Tiye nodded and slippe
d her arm through his. She began to describe her plans for Nefertiti's training as they walked in the shade. Miserable, certain that pharaoh's decision was final, Ay hardly listened.
There had been another heir, an older boy who had been killed in a hunting accident. Ay had liked Prince Thutmose. Full of humor, clever like his mother, Queen Tiye, he had been a fitting choice to fulfill pharaoh's role as the warrior king of Egypt's far-flung empire. Nefertiti would have been suitable for Thutmose.
No one had ever paid much attention to Thutmose's weakling younger brother. Since birth, the boy named Amunhotep-who now insisted upon being called Akhenaten-had been afflicted with infirmity. It seemed that father and son conceived a mutual dislike from birth, perhaps stemming from the strength of one and the feebleness of the other.
Certainly the pharaoh Amunhotep never hid his distaste for Akhenaten's almost effeminate appearance. The lad had an oblong skull from which his fleshy lips and tilted, slanting eyes protruded. Ay pitied him, for every body part that should be large was small, and what should have been small was large. His ears were too big, as was his projecting jaw. His hollow shoulders were eclipsed in size by his protruding stomach, wide hips, and bulging thighs, all of which were balanced precariously on top of sticklike legs.

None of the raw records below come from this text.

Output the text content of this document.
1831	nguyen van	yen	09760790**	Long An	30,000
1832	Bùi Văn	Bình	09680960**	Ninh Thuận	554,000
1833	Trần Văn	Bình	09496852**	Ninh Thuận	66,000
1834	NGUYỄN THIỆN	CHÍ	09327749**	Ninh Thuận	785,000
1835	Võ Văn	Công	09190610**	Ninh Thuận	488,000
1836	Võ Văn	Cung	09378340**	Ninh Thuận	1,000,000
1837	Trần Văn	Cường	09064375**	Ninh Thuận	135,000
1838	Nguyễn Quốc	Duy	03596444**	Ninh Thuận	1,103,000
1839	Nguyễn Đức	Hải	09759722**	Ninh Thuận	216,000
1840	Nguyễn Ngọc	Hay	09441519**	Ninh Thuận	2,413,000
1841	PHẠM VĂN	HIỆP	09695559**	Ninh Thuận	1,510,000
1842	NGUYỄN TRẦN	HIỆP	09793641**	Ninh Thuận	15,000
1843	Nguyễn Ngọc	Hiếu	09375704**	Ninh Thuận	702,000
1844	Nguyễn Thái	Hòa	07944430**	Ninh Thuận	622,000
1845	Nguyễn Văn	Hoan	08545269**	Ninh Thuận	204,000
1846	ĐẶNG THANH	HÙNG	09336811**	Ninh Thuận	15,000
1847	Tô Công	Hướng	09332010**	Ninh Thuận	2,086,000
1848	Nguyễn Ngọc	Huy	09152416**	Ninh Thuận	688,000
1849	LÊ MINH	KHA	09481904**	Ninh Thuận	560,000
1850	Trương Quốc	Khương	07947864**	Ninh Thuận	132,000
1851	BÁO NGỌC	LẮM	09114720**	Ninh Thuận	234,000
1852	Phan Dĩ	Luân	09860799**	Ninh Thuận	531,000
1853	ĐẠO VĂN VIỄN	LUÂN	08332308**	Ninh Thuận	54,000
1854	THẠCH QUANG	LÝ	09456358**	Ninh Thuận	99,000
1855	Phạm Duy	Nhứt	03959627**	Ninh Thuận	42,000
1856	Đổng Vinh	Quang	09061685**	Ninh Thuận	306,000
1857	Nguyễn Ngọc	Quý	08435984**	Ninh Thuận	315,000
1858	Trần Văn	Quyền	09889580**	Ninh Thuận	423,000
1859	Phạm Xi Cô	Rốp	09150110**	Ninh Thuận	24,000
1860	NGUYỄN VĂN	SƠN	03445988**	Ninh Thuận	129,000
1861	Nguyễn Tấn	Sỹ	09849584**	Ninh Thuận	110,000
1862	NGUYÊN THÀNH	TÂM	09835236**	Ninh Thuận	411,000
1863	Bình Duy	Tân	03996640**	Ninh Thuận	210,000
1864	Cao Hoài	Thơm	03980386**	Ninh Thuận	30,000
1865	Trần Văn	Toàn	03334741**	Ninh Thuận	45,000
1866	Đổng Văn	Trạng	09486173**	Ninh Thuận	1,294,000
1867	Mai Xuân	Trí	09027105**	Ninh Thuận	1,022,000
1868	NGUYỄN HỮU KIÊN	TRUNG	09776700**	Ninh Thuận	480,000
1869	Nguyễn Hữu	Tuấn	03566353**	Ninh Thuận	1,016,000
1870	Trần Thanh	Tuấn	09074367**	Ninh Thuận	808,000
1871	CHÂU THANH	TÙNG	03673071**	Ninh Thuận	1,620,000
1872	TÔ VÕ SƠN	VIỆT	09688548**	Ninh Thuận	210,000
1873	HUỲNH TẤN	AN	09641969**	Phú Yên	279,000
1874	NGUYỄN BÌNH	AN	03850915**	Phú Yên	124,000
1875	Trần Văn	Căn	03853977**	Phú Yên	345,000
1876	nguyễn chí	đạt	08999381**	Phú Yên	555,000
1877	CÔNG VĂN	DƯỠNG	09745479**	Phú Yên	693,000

Alternately ignored and scorned by his father, Akhenaten had taken refuge behind his mother. Tiye, with a mothers great heart, had sheltered him from pharaohs intolerance. The lad had also taken refuge in learning and religion, devoting himself to study and avoiding the arts of hunting and warfare so prized by his father. Ay suspected that it was during his years of sheltered study that Akhenaten conceived the bizarre notion that the sun disk, called the Aten, was the sole god. The Aten was the vehicle through which light entered the world, and that light, Akhenaten believed, was the true creator, the source of all life, the one god.